Meta AI recently published preprint research demonstrating a new "megabyte" framework for building generative pre-trained transformer (GPT) systems. Called "promising" by OpenAI's Andrej Karpathy, a former head of artificial intelligence at Tesla, the new architecture is designed to process large amounts of data -- such as images, novels and video files -- without using a process called tokenization.
Tokenization is a lossy process comparable to file compression. To handle large amounts of data, GPT models convert bytes into tokens. The tokens are then processed by the converter and used to generate output tokens, which are then decoded. The process of tokenization allows AI systems to process larger strings of data as numbers. For example, if the sentence "My favorite color is red" is processed by OpenAI's ChatGPT, it will be converted into token strings "3666, 4004, 3124, 318, 2266, 13" for processing. Unfortunately, even with tokenization, there are still hard limits to the amount of data that current state-of-the-art systems can process. For GPT-3.5, the limit is a little over 4,000 tokens or about 3,000 words, while The maximum for GPT-4 is about 32,000 tokens or about 24,000 words.

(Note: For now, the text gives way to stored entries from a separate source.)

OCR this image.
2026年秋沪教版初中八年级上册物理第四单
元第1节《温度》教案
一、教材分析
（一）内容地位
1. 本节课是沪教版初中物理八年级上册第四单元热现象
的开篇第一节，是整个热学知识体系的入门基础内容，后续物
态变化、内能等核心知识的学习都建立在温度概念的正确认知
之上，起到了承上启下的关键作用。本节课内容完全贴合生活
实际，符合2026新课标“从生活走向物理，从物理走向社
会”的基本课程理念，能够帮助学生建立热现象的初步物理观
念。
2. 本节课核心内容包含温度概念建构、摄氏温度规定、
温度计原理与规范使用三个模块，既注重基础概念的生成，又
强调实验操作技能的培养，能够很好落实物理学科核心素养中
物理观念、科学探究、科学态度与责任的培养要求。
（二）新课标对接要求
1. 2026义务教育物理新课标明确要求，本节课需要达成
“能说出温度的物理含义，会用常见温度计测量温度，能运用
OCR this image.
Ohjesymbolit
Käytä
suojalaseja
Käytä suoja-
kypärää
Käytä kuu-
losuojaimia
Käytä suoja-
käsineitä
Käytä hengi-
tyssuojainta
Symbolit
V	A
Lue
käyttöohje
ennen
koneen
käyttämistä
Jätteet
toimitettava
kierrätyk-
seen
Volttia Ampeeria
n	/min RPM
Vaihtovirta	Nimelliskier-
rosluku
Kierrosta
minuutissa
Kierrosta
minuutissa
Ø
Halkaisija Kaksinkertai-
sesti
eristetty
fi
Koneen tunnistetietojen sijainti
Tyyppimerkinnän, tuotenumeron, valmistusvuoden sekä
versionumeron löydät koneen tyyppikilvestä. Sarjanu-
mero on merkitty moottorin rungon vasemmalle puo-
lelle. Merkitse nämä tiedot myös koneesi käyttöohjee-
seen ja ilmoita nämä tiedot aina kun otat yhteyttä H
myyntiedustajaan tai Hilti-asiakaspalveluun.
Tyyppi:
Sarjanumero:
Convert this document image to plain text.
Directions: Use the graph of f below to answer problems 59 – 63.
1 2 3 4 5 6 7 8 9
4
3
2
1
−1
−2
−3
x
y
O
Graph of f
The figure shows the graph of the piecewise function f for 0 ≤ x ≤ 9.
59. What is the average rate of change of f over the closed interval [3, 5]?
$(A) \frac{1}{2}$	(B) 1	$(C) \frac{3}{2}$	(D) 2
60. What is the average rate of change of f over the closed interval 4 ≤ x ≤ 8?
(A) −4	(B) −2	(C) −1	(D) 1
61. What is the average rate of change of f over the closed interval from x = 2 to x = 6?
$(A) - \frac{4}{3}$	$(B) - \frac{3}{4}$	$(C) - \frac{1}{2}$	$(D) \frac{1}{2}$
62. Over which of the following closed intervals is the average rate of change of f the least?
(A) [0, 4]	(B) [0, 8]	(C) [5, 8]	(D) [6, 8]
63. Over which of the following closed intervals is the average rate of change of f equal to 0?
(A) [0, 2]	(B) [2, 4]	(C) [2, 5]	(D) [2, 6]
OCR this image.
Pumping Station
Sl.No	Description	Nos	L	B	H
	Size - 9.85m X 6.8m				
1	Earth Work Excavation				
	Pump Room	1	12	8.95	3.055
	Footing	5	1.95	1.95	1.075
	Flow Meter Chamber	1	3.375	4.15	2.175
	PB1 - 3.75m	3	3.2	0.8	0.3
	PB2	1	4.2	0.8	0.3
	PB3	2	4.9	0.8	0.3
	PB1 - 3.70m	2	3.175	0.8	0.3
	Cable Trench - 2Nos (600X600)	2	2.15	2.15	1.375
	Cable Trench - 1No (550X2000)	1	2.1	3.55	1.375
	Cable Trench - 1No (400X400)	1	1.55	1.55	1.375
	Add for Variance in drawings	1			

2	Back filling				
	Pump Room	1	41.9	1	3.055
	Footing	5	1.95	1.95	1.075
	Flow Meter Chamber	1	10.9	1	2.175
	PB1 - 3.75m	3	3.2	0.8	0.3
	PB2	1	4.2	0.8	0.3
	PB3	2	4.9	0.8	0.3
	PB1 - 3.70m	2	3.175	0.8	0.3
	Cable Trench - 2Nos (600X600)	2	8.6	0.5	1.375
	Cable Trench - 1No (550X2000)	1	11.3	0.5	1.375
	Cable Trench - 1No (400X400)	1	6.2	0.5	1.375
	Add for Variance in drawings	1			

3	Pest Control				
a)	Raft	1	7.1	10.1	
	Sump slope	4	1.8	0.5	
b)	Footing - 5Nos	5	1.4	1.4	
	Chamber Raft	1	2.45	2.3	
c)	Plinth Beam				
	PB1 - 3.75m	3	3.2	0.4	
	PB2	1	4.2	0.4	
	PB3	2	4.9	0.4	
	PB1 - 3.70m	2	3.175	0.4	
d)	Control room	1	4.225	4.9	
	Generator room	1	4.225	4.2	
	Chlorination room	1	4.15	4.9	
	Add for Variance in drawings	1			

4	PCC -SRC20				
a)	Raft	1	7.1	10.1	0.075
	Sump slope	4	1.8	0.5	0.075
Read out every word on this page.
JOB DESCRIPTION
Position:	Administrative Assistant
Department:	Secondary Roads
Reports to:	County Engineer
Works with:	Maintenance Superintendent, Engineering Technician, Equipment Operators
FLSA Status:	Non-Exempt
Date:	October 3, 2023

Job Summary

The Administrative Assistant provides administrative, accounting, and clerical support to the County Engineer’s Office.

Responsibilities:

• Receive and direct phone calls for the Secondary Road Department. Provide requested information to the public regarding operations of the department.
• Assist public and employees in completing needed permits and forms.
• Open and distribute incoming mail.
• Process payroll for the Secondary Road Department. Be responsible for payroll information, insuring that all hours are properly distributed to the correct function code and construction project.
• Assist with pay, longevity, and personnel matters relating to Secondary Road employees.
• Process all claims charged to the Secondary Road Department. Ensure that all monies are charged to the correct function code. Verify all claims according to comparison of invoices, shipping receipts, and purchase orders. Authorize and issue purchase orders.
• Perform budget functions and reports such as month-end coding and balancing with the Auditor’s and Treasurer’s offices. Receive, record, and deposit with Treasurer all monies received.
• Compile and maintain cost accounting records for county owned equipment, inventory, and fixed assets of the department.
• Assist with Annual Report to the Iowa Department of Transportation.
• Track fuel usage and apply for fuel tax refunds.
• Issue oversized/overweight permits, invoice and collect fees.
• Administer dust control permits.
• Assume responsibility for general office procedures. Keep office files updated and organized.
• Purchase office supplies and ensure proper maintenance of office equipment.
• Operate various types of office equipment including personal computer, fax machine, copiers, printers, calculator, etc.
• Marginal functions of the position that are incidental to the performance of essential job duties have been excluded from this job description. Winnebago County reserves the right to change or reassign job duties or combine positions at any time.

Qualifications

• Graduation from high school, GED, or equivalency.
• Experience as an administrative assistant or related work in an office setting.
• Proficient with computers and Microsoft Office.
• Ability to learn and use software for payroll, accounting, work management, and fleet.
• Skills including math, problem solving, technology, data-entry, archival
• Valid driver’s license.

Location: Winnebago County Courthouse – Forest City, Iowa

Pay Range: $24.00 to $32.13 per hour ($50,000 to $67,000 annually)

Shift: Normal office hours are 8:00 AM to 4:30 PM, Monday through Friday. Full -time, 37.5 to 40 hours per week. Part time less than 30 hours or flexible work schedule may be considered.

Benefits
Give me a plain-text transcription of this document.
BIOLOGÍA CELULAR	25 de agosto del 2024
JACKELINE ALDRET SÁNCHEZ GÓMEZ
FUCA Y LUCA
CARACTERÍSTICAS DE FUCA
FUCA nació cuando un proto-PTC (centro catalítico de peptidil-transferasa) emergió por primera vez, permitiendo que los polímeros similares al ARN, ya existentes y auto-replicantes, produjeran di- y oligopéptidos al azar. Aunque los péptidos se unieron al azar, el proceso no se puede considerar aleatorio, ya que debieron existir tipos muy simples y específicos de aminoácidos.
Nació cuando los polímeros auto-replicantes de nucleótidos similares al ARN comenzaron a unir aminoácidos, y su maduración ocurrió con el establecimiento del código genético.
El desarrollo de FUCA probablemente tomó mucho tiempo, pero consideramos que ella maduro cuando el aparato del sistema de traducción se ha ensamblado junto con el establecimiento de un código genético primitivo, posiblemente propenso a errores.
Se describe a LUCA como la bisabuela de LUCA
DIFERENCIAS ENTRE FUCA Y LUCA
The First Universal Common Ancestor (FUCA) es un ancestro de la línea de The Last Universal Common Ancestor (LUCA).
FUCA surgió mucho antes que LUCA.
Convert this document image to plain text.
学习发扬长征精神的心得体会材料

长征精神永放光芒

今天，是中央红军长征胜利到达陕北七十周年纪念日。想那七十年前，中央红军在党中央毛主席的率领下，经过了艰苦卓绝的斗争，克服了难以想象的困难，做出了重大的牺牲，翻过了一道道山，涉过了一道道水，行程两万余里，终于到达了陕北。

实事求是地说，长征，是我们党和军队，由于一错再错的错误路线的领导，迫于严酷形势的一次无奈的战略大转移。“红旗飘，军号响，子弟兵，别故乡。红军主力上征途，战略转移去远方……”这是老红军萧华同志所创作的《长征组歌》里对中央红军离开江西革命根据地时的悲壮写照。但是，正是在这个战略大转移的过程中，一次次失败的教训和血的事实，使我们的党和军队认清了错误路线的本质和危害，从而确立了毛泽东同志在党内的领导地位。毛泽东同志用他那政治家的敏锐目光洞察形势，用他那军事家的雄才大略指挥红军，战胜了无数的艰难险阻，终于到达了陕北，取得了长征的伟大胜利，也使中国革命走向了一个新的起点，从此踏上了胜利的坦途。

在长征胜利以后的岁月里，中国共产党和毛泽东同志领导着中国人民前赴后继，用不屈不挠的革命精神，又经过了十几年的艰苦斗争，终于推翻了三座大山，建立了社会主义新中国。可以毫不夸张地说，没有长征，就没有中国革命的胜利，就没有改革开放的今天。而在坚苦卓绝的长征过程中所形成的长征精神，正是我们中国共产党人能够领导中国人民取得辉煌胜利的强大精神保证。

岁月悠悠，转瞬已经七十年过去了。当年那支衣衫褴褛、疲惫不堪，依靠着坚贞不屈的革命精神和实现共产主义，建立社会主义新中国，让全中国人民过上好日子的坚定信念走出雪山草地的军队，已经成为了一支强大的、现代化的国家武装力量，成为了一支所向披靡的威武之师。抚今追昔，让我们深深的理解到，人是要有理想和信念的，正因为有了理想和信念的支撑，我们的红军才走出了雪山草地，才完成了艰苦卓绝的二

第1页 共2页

Meta's new Megabyte system forgoes tokenization in favor of a novel multi-layer predictive architecture capable of end-to-end modeling over 1 million bytes of data.
Most standard English language encoding systems use a standard 8-bit encoding. In this example, each character occupies one byte of data. Thus, an AI system that can process 1 million bytes of data without tokenization can process a text document containing 750,000 words— a 3,025% increase over GPT-4. By comparison, GPT-4 can currently handle about 10 long-form news articles in a single prompt, and Megabyte will be able to parse the entirety of Leo Tolstoy's War and Peace, as well as two other novels of moderate length. Meta's Megabyte model also performs well on ImageNet tests and benchmarks related to processing audio files, equaling or exceeding existing byte-based converter models such as DeepMind's Perciever AR in both:
"Megabyte matches the state-of-the-art performance of PerceiverAR while using half the computation." The implications of this research could be far-reaching. Tokenization is considered an obstacle in this field due to its hard data constraints and the energy and time required to train the system. Without tokenization, it should be possible to train AI models with stronger underlying support for languages other than English, especially those that cannot easily be encoded in standard 8-bit characters. This could lead to further demo cratization of these technologies and enable everything from cryptocurrency trading bots to decentralized autonomous organization technology to be built in local language code anywhere in the world.
It can also improve the ability of models like ChatGPT to process images, video, and audio files by generating multimedia clips using roughly the same time and energy consumption as text.